Staff from the department said that for the time they were planning on keeping the proclamation in place and that based on the data that they had, it is impacting less than one percent of the graduate students who are applying for visas to come to the US.

Spreitzer said that the previous administration was “extremely vocal” when this was put in place, saying they were taking action to protect against bad actors.

“I think it was picked up a lot in the Chinese press and in some cases students who saw their visas denied, may have assumed that it was under this presidential proclamation, when perhaps it was for a different reason,” she added.

Spreitzer noted that the State Department continues to tell ACE that the proclamation is impacting a “very small number” of graduate students.
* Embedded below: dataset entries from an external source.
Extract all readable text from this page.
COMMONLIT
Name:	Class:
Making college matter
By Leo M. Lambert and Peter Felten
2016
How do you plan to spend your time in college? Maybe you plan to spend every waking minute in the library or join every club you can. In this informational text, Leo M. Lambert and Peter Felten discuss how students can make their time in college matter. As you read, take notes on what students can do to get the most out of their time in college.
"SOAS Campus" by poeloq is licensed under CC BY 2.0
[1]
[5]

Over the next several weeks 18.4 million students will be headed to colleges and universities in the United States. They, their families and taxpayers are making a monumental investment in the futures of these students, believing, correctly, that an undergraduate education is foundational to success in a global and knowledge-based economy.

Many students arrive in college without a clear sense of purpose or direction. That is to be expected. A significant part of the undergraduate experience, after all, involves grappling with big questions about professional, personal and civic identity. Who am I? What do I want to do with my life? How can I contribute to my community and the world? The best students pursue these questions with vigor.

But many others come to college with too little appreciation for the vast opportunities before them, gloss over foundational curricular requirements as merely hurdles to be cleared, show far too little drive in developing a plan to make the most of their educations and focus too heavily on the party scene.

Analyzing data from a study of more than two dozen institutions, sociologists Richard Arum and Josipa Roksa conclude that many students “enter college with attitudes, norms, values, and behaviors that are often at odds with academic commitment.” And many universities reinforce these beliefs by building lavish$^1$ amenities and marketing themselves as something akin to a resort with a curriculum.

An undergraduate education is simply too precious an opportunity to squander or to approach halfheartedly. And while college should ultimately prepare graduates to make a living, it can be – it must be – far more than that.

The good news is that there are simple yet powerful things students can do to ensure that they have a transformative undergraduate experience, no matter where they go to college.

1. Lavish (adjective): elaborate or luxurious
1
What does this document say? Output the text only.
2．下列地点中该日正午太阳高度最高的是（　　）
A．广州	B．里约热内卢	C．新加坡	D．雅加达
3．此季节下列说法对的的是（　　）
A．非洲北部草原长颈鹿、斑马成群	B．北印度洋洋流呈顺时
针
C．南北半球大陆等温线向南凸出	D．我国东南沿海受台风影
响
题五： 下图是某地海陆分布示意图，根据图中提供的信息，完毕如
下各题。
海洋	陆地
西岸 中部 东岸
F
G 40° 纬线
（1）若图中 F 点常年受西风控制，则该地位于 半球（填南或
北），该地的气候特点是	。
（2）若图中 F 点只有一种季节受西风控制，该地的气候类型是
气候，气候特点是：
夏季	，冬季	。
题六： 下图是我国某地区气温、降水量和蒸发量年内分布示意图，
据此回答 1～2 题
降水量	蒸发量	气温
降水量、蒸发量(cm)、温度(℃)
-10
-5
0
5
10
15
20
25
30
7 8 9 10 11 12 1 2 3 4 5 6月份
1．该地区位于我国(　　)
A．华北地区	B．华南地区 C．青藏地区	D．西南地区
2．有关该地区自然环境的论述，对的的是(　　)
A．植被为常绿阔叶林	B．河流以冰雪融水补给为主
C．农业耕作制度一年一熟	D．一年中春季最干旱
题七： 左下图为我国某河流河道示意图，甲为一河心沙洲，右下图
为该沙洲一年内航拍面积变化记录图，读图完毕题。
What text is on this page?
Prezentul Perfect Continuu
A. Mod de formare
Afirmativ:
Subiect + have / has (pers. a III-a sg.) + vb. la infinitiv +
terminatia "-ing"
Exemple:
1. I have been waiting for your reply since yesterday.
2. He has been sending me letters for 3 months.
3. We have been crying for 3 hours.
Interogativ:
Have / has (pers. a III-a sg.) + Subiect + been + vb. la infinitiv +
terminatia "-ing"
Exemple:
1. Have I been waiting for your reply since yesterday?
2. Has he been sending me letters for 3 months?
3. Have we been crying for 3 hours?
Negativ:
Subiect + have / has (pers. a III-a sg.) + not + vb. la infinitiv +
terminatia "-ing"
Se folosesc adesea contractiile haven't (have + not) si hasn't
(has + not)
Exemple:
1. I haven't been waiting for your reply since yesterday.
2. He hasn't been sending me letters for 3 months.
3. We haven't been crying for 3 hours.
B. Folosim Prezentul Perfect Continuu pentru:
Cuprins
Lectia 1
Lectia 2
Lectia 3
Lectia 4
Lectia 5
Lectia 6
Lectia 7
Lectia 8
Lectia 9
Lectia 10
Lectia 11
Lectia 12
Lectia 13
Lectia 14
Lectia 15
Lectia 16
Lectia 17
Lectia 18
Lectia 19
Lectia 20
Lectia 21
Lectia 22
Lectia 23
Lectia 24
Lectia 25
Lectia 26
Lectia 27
She also explained that the Biden administration has allowed national security waivers or national interest waivers, so it is up to the consulate if they do want to waive the presidential proclamation, based on a national need.

“What we understand from the State Department is that it is only impacting graduate students, so it is not meant to impact undergraduate students. It’s only impacting graduate students in very specific STEM fields – and then only if they have ties to certain organisations,” Spreitzer said.

“I think it was picked up a lot in the Chinese press”

“The problem is that the State Department will not share with us the list of STEM fields or the list of organisations that they are concerned with, because they have said that is a national security issue.

“I think it would be a lot easier for institutions and students if they understood that these are the fields and organisations that they are concerned with, but I haven’t had a classified briefing on the issue, so I do not know what the national security concerns are,” she added.

Despite the reports of Chinese students still being denied data from IDP Connect shows that their interest in the US as a study destination has not been significantly harmed.

“Our digital demand data, which tracks trends in student search behaviour around the world, suggests that at the early stages of the decision making journey, interest in the USA from Chinese students is strong,” IDP Connect’s CEO, Simon Emmett told The PIE.

“According to this data, the USA is the most popular destination for Chinese students and over the last month has seen increased interest.”